For another: we Jews were still waiting for the Messiah to come. So he couldn't have been the one.
Finally, and most important, because I wanted to be the Messiah. And I thought that God might choose me.
It was possible. I had the necessary qualifications. I was Jewish. I had a direct relationship with God. I was willing to suffer to save the world.

Well, maybe my willingness to sacrifice didn’t extend to a painful death, but I was willing to experience a fair amount of discomfort if that was what it took to end war and starvation and suffering.
Then I discovered sex and wasn’t so sure that I would be able to stay in the running. Or want to. To make matters worth what I am calling “the discovery of sex,” to make it sound all grown up, was really “the discovery of masturbation.”

That was guilt-inducing. And possibly disqualifying. Could you jerk off and still be the Messiah?
I also discovered other things about myself that made me doubt my divinity. Or at least to be less confident.
Somewhere in my twenties I got pissed off at God and stopped talking to him--just like I stopped talking to my parents for a dozen years when they pissed me off. I can’t remember what God did that pissed me off, but I have a clear memory of being in my car near Omaha Nebraska and deciding to have nothing more to do with God. Maybe he didn’t grant some wish. Or perhaps he allowed the war in Viet Nam to keep going.
Whatever it is, God and I were quits for a while. 
I was that kind of person, back then. Angry and vindictive—while still imagining I had the makings of a Messiah.
There followed a long spiritual journey that I’ll write more about unless I die first. It had led me from Judaism (Reform or Judaism Lite) to Christianity, and Christian Science, and several flirtations with Buddhism, then Scientology, and Radical Reductionism, then more Buddhism.
Even when I was pissed at God, I never entirely lost faith--in something.

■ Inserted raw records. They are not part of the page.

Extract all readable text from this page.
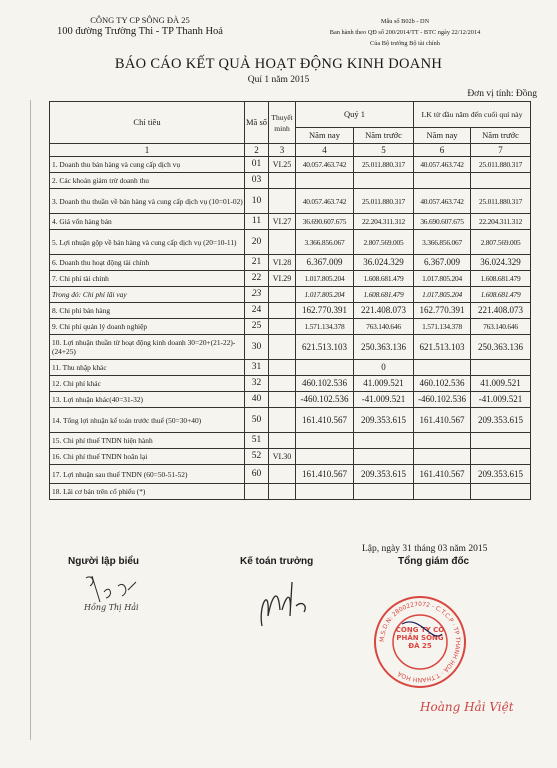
CÔNG TY CP SÔNG ĐÀ 25
100 đường Trường Thi - TP Thanh Hoá
Mẫu số B02b - DN
Ban hành theo QĐ số 200/2014/TT - BTC ngày 22/12/2014
Của Bộ trưởng Bộ tài chính
BÁO CÁO KẾT QUẢ HOẠT ĐỘNG KINH DOANH
Quí 1 năm 2015
Đơn vị tính: Đồng
Chỉ tiêu	Mã số	Thuyết minh	Quý 1		LK từ đầu năm đến cuối quí này	
			Năm nay	Năm trước	Năm nay	Năm trước
1	2	3	4	5	6	7
1. Doanh thu bán hàng và cung cấp dịch vụ	01	VI.25	40.057.463.742	25.011.880.317	40.057.463.742	25.011.880.317
2. Các khoản giảm trừ doanh thu	03					
3. Doanh thu thuần về bán hàng và cung cấp dịch vụ (10=01-02)	10		40.057.463.742	25.011.880.317	40.057.463.742	25.011.880.317
4. Giá vốn hàng bán	11	VI.27	36.690.607.675	22.204.311.312	36.690.607.675	22.204.311.312
5. Lợi nhuận gộp về bán hàng và cung cấp dịch vụ (20=10-11)	20		3.366.856.067	2.807.569.005	3.366.856.067	2.807.569.005
6. Doanh thu hoạt động tài chính	21	VI.28	6.367.009	36.024.329	6.367.009	36.024.329
7. Chi phí tài chính	22	VI.29	1.017.805.204	1.608.681.479	1.017.805.204	1.608.681.479
Trong đó: Chi phí lãi vay	23		1.017.805.204	1.608.681.479	1.017.805.204	1.608.681.479
8. Chi phí bán hàng	24		162.770.391	221.408.073	162.770.391	221.408.073
9. Chi phí quản lý doanh nghiệp	25		1.571.134.378	763.140.646	1.571.134.378	763.140.646
10. Lợi nhuận thuần từ hoạt động kinh doanh 30=20+(21-22)-(24+25)	30		621.513.103	250.363.136	621.513.103	250.363.136
11. Thu nhập khác	31			0		
12. Chi phí khác	32		460.102.536	41.009.521	460.102.536	41.009.521
13. Lợi nhuận khác(40=31-32)	40		-460.102.536	-41.009.521	-460.102.536	-41.009.521
14. Tổng lợi nhuận kế toán trước thuế (50=30+40)	50		161.410.567	209.353.615	161.410.567	209.353.615
15. Chi phí thuế TNDN hiện hành	51					
16. Chi phí thuế TNDN hoãn lại	52	VI.30				
17. Lợi nhuận sau thuế TNDN (60=50-51-52)	60		161.410.567	209.353.615	161.410.567	209.353.615
18. Lãi cơ bản trên cổ phiếu (*)						
Lập, ngày 31 tháng 03 năm 2015
Người lập biểu	Kế toán trưởng	Tổng giám đốc
Hồng Thị Hải
M.S.D.N: 2800227072 - C.T.C.P · TP THANH HOÁ · T.THANH HOÁ
CÔNG TY CỔ PHẦN SÔNG ĐÀ 25
Hoàng Hải Việt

Eventually, I made my peace with myself, my parents, and ultimately with God.
And now I’m talking to God again. And He or She or It is talking to me.
“I don’t believe in You,” I said to God one time, deferentially capitalizing the word “You.”
“Do you think I care?” God asked. “As long you try to live a good life and try to make the world a better place, I don’t give a flying f**k what you believe.”
That’s the kind of God I talk with.
Might not be your idea of God, but it’s mine. At least right now.